The Deadly Evils of Gossip

1874

I have known a country society which withered away all to nothing under the dry rot of gossip only. Friendships once as firm as granite dissolved to jelly, and then away to water, only because of this; love that promised a future as enduring as heaven, and are stable as truth, evaporated into a morning mist that turned to a day's long tears, only because of this.

A father and a son were set foot to foot with the fiery breath of anger that would never cool again between them, only because of this; and a husband and his young wife, each straining at the heated leash, which in the beginning had been the golden bondage of a God-blessed love, sat mournfully by the side of the grave where all their love and joy lay buried, and only because of this.

I have seen faith transformed to mean doubt, hope give place to grim despair, and charity take on itself the features of black malevolence, all because of the fell words of scandal, and the magic mutterings of gossip.
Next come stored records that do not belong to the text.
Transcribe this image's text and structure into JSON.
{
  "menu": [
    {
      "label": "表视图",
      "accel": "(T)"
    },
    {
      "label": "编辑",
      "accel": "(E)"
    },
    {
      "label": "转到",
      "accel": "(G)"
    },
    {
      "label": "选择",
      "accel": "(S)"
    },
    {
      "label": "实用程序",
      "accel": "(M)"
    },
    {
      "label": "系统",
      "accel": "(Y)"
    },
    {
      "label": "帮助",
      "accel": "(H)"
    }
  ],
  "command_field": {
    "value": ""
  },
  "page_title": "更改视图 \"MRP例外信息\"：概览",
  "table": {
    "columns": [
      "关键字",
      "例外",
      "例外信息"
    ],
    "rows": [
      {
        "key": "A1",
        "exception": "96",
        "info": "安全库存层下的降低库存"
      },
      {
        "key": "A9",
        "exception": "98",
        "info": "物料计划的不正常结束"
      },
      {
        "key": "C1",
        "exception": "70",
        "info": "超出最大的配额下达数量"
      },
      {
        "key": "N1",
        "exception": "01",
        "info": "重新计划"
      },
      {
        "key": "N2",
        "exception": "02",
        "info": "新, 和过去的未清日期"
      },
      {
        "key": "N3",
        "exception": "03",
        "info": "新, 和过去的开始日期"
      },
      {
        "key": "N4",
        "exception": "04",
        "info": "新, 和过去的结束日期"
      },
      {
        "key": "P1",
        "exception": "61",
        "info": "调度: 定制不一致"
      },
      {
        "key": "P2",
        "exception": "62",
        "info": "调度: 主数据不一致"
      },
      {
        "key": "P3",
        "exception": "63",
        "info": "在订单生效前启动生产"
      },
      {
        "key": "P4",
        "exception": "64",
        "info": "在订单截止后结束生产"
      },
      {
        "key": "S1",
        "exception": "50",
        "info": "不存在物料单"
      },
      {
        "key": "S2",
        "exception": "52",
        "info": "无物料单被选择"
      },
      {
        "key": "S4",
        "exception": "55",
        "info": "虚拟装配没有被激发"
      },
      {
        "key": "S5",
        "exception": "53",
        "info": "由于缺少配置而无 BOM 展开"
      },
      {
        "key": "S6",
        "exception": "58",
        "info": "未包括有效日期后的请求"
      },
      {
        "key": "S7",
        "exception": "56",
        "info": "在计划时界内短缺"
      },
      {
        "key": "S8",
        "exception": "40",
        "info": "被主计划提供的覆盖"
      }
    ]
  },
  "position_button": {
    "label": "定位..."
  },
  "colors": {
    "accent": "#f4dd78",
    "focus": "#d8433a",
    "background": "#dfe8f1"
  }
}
Great crimes work great wrongs, and the deeper tragedies of life spring from its larger passions; but woeful and most melancholy are the uncatalogued tragedies that issue from gossip and detraction; most mournful the shipwreck often made of noble natures and lovely lives by the bitter winds and dead salt waters of slander. So easy to say, yet so hard to refute — throwing blame on the innocent, and punishing them as guilty, if unable to pluck out the stings they never see, and to silence words they never heard. Gossip and slander are the deadliest and cruelest weapons man has for his brother's hurt.